Employee Jones suffers a compensable injury resulting in the loss of his right hand. By settlement with his employer he is paid compensation of $10,500. He returns to work for the same employer at a wage which would entitle him to the maximum weekly compensation if injured again. He is injured again, this time resulting in a 20% loss of use of his left arm. The Judge finds that, if Jones had not previously lost his right hand, the second *30 injury would have resulted in only the 20% loss of use of the left arm (no greater loss of wage earning capacity); but that the second injury, coupled with the first, resulted in an 85% reduction in Jones' wage earning capacity. Since the first permanent partial disability was compensated, since the second is compensable, and since the two merge to cause a greater permanent partial disability than would have resulted from the second injury alone, § 440.15(5)(c) is applicable.

First, the Judge must determine the total amount of the compensation allowable for the entire disability, an 85% loss of wage earning capacity. From this, then, is subtracted the $10,500 received in settlement of the first injury. The difference is the amount to be awarded, provided it exceeds the minimum amount. The minimum in this hypothetical is the amount that would have been awarded for just a 20% loss of use of the left arm. Thus, the award determined above would be greater than the minimum. The amount awarded should be allowed at the employee's applicable weekly compensation rate for the necessary number of weeks until paid in full.

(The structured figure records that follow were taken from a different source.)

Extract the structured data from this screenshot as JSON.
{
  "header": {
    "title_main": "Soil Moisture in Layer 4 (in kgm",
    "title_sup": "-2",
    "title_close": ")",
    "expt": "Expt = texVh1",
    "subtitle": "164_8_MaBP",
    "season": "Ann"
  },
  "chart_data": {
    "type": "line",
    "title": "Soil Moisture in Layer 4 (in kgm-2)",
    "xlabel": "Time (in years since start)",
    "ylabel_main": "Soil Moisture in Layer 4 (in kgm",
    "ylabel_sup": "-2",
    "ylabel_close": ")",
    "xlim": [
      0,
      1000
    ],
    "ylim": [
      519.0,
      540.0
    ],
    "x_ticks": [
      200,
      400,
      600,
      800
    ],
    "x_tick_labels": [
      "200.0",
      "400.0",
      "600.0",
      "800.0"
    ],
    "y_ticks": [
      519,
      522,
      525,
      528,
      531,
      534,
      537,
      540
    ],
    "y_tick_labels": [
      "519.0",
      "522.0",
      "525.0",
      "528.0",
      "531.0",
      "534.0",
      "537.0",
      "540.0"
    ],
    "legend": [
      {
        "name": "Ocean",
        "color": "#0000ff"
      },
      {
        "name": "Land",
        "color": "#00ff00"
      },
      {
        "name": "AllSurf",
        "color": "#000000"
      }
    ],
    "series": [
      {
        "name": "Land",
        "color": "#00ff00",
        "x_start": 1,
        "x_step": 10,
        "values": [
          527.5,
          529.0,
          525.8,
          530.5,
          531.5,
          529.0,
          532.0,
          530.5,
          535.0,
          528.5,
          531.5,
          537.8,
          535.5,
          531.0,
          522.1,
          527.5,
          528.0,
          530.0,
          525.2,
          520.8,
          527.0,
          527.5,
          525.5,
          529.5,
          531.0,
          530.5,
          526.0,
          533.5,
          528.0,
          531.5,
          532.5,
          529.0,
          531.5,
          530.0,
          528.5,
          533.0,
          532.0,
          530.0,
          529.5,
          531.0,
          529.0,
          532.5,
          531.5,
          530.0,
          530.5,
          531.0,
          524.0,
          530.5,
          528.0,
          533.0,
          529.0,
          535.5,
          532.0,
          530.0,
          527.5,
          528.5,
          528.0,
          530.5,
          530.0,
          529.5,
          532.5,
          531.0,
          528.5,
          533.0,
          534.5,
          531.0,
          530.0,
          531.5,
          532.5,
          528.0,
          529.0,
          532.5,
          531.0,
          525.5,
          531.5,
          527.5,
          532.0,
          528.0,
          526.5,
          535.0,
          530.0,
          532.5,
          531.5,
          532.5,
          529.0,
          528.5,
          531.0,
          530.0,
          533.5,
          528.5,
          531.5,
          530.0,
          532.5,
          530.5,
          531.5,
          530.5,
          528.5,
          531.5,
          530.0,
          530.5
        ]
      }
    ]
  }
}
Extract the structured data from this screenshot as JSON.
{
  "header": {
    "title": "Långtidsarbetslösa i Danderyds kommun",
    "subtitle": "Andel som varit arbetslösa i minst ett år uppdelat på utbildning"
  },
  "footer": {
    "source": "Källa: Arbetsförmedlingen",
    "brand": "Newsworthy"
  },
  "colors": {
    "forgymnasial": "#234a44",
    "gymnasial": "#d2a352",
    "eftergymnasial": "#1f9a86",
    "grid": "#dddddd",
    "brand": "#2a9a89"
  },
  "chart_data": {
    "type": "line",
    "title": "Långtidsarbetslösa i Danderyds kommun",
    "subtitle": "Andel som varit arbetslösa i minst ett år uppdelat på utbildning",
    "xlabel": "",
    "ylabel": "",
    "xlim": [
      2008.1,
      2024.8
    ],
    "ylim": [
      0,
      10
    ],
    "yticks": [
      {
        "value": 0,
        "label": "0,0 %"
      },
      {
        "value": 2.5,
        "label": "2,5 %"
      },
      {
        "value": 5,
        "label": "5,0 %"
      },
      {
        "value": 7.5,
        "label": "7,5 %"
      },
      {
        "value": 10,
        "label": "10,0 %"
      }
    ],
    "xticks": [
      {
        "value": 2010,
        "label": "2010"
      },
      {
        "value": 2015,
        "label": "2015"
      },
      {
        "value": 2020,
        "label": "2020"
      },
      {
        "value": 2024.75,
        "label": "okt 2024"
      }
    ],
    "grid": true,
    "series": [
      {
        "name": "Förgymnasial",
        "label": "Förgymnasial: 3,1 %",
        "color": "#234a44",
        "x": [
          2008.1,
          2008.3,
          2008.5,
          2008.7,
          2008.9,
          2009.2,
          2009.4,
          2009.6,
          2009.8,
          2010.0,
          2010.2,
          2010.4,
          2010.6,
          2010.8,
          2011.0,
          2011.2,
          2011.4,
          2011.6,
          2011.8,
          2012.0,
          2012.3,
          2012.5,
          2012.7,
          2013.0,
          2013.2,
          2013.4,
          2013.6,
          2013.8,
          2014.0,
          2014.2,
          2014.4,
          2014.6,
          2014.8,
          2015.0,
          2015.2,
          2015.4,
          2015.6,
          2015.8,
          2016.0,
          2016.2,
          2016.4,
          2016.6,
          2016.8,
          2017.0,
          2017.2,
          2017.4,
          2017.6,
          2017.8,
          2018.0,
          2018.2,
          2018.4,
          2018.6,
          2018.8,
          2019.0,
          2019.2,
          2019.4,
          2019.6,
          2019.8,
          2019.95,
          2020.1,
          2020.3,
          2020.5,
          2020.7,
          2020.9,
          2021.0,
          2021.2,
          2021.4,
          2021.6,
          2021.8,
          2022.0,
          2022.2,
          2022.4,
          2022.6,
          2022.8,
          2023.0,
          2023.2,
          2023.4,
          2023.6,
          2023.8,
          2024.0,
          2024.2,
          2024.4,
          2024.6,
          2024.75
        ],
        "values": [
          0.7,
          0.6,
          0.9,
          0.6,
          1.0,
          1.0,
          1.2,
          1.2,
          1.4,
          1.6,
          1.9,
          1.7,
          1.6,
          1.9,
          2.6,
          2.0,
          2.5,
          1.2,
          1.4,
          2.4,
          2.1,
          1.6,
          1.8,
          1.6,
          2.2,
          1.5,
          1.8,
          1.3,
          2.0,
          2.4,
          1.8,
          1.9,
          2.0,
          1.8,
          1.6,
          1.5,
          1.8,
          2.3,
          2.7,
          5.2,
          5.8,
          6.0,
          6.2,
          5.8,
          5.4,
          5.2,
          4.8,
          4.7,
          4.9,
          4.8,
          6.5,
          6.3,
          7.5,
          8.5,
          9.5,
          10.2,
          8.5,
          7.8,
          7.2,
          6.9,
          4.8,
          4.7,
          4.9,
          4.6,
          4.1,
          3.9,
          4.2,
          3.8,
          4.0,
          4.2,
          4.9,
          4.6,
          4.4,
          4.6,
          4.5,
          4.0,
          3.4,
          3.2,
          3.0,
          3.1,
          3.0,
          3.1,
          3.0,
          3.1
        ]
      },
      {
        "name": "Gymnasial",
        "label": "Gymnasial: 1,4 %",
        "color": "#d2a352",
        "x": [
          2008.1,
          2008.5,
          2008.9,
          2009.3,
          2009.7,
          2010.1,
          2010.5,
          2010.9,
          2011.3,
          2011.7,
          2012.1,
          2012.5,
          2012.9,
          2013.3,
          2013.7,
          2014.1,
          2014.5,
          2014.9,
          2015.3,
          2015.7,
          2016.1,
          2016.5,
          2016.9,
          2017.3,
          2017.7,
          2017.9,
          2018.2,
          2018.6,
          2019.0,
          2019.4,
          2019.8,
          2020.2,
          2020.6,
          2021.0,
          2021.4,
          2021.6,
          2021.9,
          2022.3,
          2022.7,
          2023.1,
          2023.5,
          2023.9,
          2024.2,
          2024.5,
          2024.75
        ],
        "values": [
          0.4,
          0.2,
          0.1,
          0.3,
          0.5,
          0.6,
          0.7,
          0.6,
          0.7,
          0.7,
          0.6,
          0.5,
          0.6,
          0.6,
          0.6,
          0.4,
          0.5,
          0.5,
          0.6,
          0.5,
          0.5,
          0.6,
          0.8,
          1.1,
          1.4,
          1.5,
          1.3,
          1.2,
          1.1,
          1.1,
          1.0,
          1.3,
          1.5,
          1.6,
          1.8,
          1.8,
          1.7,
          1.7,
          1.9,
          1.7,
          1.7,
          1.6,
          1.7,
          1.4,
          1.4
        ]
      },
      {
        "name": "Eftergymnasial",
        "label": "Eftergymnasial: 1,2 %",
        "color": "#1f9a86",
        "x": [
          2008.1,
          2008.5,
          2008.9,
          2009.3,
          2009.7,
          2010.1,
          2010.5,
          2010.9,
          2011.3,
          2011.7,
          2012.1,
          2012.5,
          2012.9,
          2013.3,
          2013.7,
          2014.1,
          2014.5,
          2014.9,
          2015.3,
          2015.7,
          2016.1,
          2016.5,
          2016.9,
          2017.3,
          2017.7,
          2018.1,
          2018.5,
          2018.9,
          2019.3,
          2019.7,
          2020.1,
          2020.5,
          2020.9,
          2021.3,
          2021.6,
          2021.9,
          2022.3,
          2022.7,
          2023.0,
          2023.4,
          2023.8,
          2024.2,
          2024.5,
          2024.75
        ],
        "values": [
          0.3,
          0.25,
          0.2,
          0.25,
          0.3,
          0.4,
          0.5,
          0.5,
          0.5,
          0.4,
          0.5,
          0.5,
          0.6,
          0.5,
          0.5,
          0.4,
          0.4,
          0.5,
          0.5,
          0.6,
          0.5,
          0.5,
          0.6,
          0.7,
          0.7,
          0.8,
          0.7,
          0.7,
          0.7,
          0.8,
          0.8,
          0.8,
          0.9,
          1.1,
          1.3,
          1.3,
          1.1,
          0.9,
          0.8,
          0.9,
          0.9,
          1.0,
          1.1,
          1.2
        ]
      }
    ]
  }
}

Under this method of compensation, the excess benefit to the employee — and the excess liability of the employer to be reimbursed to him from the special disability fund — is easily determined. It is the amount by which the compensation ultimately awarded exceeds the minimum allowable. Our opinion in Special Disability Trust Fund v. Fleet Transport Company, 283 So. 2d 31 (Fla. 1973), issued this date, outlines the procedure for applying § 440.49 to determine the amount to be reimbursed.

Returning to the case sub judice, the cause will have to be remanded to the Judge of Industrial Clains for necessary findings of fact and application of § 440.15(5)(c) as outlined above. The decision of the Industrial Relations Commission is reversed insofar as it indicates a contrary interpretation of the statute. Our Stephens decision, as well as any other decisions regarding § 440.15(5)(c) which are inconsistent with this opinion, are hereby expressly overruled in that respect.

The decision of the Industrial Relations Commission in this cause must also be reversed in one further regard. That decision altered the Judge's award of remedial medical care and treatment. The Commission held that, since the record did not reveal that any of the $2200 received by petitioner for future medical in the settlement of his first injury had ever been spent for that purpose, the award for medical care and treatment should be limited to that which can be attributed to petitioner's second injury and that which it is impossible to specifically attribute to either injury. This decision is contrary to Fla. Stat. § 440.02(19), F.S.A., which declares that medical treatment is not apportionable. See Russell House Movers, Inc. v. Nolin, 210 So. 2d 859 (Fla. 1968). On remand, therefore, the Compensation Order is not to be amended as to medical treatment as indicated by the Commission.

This cause is returned to the Industrial Relations Commission with orders to remand the cause to the Judge of Industrial Claims only for the purpose of applying § 440.15(5)(c) as indicated herein, including the taking of additional testimony, if necessary, to make proper findings.

It is so ordered.

ERVIN, ADKINS, BOYD and DREW (Retired), JJ., concur.